- Official pilot poster
- Thai: หอในหัวใจวุ่นรัก
- Genre: Romantic comedy; Boys' love;
- Based on: "Rak-Thasat 311" (รักฐศาสตร์ 311), "Nithetsat 224" (นิเทศศาสตร์ 224), and "Sathapat 510" (สถาปัตย์ 510) by JittiRain
- Screenplay by: Nichaphat Buranadilok; Pongsate Lucksameepong;
- Directed by: Pinya Chookamsri
- Starring: Pakin Kunaanuwit; Thipakorn Thitathan; Patchara Silapasoonthorn; Bhobdhama Hansa; Save Saisawat; Naruth Prateeppavameta;
- Country of origin: Thailand
- Original language: Thai

Production
- Production companies: GMMTV; Chamade Film;

= Roommate Chaos =

Thai upcoming television series

Roommate Chaos (หอในหัวใจวุ่นรัก) is an upcoming Thai boys' love series starring Pakin Kunaanuwit (Mark), Thipakorn Thitathan (Ohm), Patchara Silapasoonthorn (Surf), Bhobdhama Hansa (Java), Save Saisawat and Naruth Prateeppavameta (Franc).
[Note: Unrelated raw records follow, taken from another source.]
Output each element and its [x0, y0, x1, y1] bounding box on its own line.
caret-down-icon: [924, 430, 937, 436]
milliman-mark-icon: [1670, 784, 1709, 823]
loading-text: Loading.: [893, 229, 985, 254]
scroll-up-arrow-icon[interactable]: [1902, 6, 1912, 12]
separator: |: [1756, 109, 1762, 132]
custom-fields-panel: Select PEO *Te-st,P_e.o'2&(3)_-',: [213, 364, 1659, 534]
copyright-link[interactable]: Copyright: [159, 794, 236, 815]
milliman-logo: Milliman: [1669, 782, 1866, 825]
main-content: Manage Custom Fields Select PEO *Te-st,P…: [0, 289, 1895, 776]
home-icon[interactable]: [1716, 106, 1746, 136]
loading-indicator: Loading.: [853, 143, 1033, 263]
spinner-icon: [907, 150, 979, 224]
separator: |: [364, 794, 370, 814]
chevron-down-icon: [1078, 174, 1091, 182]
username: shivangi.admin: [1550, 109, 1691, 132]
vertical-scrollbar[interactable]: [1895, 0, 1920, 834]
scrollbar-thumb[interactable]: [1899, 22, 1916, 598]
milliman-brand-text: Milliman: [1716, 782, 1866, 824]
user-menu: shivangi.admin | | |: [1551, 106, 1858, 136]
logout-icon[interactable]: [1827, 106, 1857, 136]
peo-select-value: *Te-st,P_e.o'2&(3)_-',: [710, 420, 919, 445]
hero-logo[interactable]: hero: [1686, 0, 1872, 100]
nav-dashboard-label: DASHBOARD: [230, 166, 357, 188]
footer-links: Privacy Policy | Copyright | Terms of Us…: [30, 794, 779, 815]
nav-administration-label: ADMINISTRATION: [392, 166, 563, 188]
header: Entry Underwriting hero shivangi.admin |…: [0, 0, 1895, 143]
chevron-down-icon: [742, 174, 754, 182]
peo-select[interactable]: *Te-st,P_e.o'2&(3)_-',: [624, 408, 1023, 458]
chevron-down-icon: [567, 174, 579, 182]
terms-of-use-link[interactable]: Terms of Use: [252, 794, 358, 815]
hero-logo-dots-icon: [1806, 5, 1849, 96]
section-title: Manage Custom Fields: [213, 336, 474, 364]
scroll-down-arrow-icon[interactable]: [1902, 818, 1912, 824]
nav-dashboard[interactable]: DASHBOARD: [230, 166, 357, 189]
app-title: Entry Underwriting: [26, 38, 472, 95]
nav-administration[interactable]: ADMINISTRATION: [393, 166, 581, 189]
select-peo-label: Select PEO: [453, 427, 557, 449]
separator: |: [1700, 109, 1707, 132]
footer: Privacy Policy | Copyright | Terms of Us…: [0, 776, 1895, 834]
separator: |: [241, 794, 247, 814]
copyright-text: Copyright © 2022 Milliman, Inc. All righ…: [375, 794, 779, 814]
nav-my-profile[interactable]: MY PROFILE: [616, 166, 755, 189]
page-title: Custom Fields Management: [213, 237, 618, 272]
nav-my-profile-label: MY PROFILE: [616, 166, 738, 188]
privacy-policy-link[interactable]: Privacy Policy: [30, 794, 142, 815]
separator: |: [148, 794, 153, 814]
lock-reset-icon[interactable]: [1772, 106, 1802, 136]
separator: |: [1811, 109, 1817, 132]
Based on the webnovels "Rak-Thasat 311" (รักฐศาสตร์ 311), "Nithetsat 224" (นิเทศศาสตร์ 224), and "Sathapat 510" (สถาปัตย์ 510) by JittiRain, it is set to be directed by Pinya Chookamsri and produced by GMMTV and Gemmistry Studio. It was announced on 25 November 2025 during GMMTV's 'Magic Vibes Maximised' event.

==Synopsis==
Three couples who share dorm rooms find themselves beginning to develop unexpected feelings - A prodigy student who loves to party and the strict dorm supervisor. Two actors who are cast to lead a BL stage play together, and two complete opposites; one is a morning person, the other is a night owl.

==Cast and characters==
===Main===
- Pakin Kunaanuwit (Mark) as Kiattiphum (Pao)
- Thipakorn Thitathan (Ohm) as Thia
- Patchara Silapasoonthorn (Surf) as Prat
- Bhobdhama Hansa (Java) as Vaja
- Save Saisawat as Monthol
- Naruth Prateeppavameta (Franc) as Sol

===Supporting===
- Chayakorn Jutamas (AJ)
- Napapat Sattha-atikom (Chelsea)
- Teepakron Kwanboon (Prom)
- Kridchayaan Attavipach (Prom)
- Tiranat Kittisattho (Juno)
- Nippitcha Pipitdaecha (Paeyah)

==Novel release==
The novel release is separated into three separate novels focusing on a different couple within the series; Lovetic Science 313 (PaoThia), Heartification 214 (PratVaja) and Soulstructure 510 (MontholSol). They are a novelisation of the events within the series and not a one-to-one copy of the original webnovels.